Tutorials could be made for a few different weapon choices, as well, to highlight the fact that even in the first few levels, players should be getting used to swapping between various weapons to make the most out of each battle. Characters could be given more of a variety of weapons during the starting levels, to help encourage players to try out different weapon combinations. A little bit of knowledge goes a long way.
And that– in essence– is Guild Wars 2’s difficulty in a nutshell. It does take some time to get used to. We could also really use a few tweaks to better help us customize our playing experience. A larger camera distance and more ways to bind keybinds would go a long way to helping players become accustomed to the game. More UI options in general would be awesome.

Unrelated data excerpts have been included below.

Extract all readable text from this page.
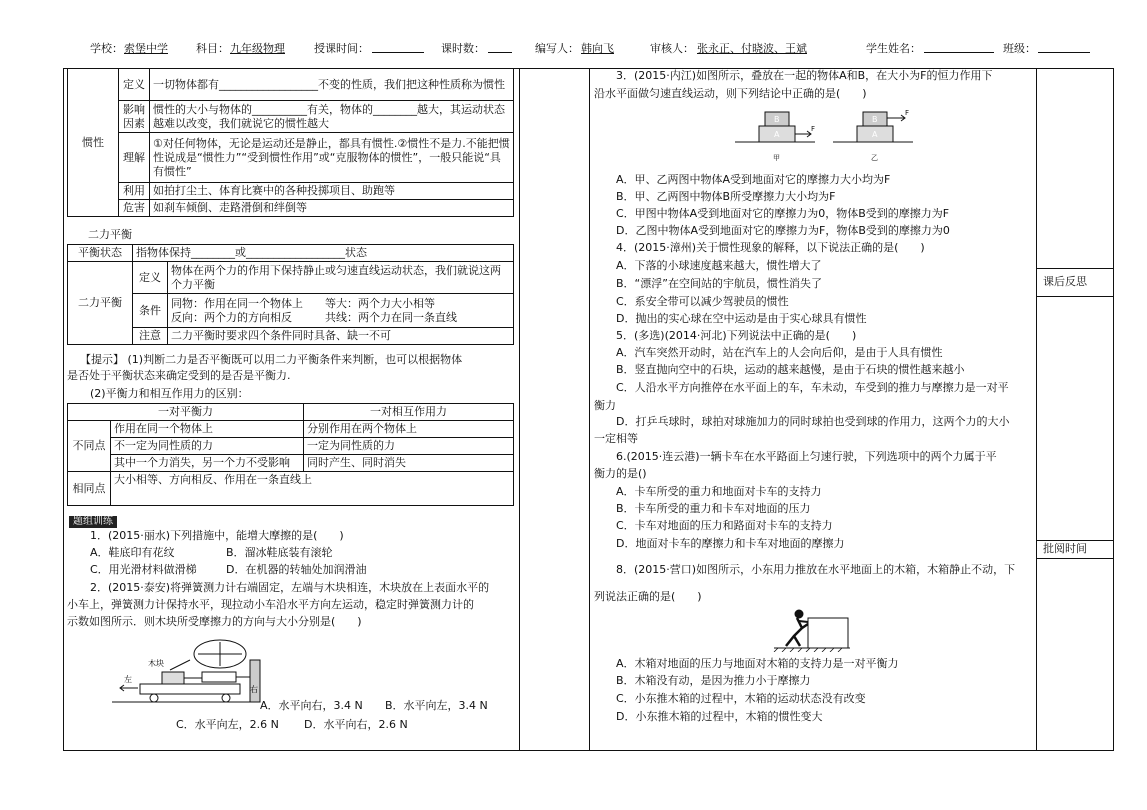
学校： 索堡中学	科目： 九年级物理	授课时间：	课时数：	编写人： 韩向飞	审核人： 张永正、付晓波、王斌	学生姓名：	班级：
课后反思
批阅时间
惯性	定义	一切物体都有__________________不变的性质，我们把这种性质称为惯性
	影响因素	惯性的大小与物体的__________有关，物体的________越大，其运动状态越难以改变，我们就说它的惯性越大
	理解	①对任何物体，无论是运动还是静止，都具有惯性.②惯性不是力.不能把惯性说成是“惯性力”“受到惯性作用”或“克服物体的惯性”，一般只能说“具有惯性”
	利用	如拍打尘土、体育比赛中的各种投掷项目、助跑等
	危害	如刹车倾倒、走路滑倒和绊倒等
二力平衡
平衡状态	指物体保持________或__________________状态	
二力平衡	定义	物体在两个力的作用下保持静止或匀速直线运动状态，我们就说这两个力平衡
	条件	同物：作用在同一个物体上　　等大：两个力大小相等
反向：两个力的方向相反　　　共线：两个力在同一条直线

	注意	二力平衡时要求四个条件同时具备、缺一不可
【提示】 (1)判断二力是否平衡既可以用二力平衡条件来判断，也可以根据物体
是否处于平衡状态来确定受到的是否是平衡力.
(2)平衡力和相互作用力的区别：
一对平衡力		一对相互作用力
不同点	作用在同一个物体上	分别作用在两个物体上
	不一定为同性质的力	一定为同性质的力
	其中一个力消失，另一个力不受影响	同时产生、同时消失
相同点	大小相等、方向相反、作用在一条直线上	
题组训练
1．(2015·丽水)下列措施中，能增大摩擦的是(　　)
A．鞋底印有花纹	B．溜冰鞋底装有滚轮
C．用光滑材料做滑梯	D．在机器的转轴处加润滑油
2．(2015·泰安)将弹簧测力计右端固定，左端与木块相连，木块放在上表面水平的
小车上，弹簧测力计保持水平，现拉动小车沿水平方向左运动，稳定时弹簧测力计的
示数如图所示．则木块所受摩擦力的方向与大小分别是(　　)
木块
左
右
A．水平向右，3.4 N B．水平向左，3.4 N
C．水平向左，2.6 N D．水平向右，2.6 N
3．(2015·内江)如图所示，叠放在一起的物体A和B，在大小为F的恒力作用下
沿水平面做匀速直线运动，则下列结论中正确的是(　　)
B
A
B
A
F
F
甲	乙
A．甲、乙两图中物体A受到地面对它的摩擦力大小均为F
B．甲、乙两图中物体B所受摩擦力大小均为F
C．甲图中物体A受到地面对它的摩擦力为0，物体B受到的摩擦力为F
D．乙图中物体A受到地面对它的摩擦力为F，物体B受到的摩擦力为0
4．(2015·漳州)关于惯性现象的解释，以下说法正确的是(　　)
A．下落的小球速度越来越大，惯性增大了
B．“漂浮”在空间站的宇航员，惯性消失了
C．系安全带可以减少驾驶员的惯性
D．抛出的实心球在空中运动是由于实心球具有惯性
5．(多选)(2014·河北)下列说法中正确的是(　　)
A．汽车突然开动时，站在汽车上的人会向后仰，是由于人具有惯性
B．竖直抛向空中的石块，运动的越来越慢，是由于石块的惯性越来越小
C．人沿水平方向推停在水平面上的车，车未动，车受到的推力与摩擦力是一对平
衡力
D．打乒乓球时，球拍对球施加力的同时球拍也受到球的作用力，这两个力的大小
一定相等
6.(2015·连云港)一辆卡车在水平路面上匀速行驶，下列选项中的两个力属于平
衡力的是()
A．卡车所受的重力和地面对卡车的支持力
B．卡车所受的重力和卡车对地面的压力
C．卡车对地面的压力和路面对卡车的支持力
D．地面对卡车的摩擦力和卡车对地面的摩擦力
8．(2015·营口)如图所示，小东用力推放在水平地面上的木箱，木箱静止不动，下
列说法正确的是(　　)
A．木箱对地面的压力与地面对木箱的支持力是一对平衡力
B．木箱没有动，是因为推力小于摩擦力
C．小东推木箱的过程中，木箱的运动状态没有改变
D．小东推木箱的过程中，木箱的惯性变大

Besides these few tweaks, bug fixes, and the adjustments ArenaNet are planning for melee combat, I honestly think the difficulty of GW2 is quite excellent. Your mileage may vary, of course. I love the fact that difficult fights require strategy and teamwork. I love the fact that it takes some practice to learn a new profession. I love the fact that it’s rewarding to play melee when things go right. The time of ROFL-romping through dungeons is over. About time.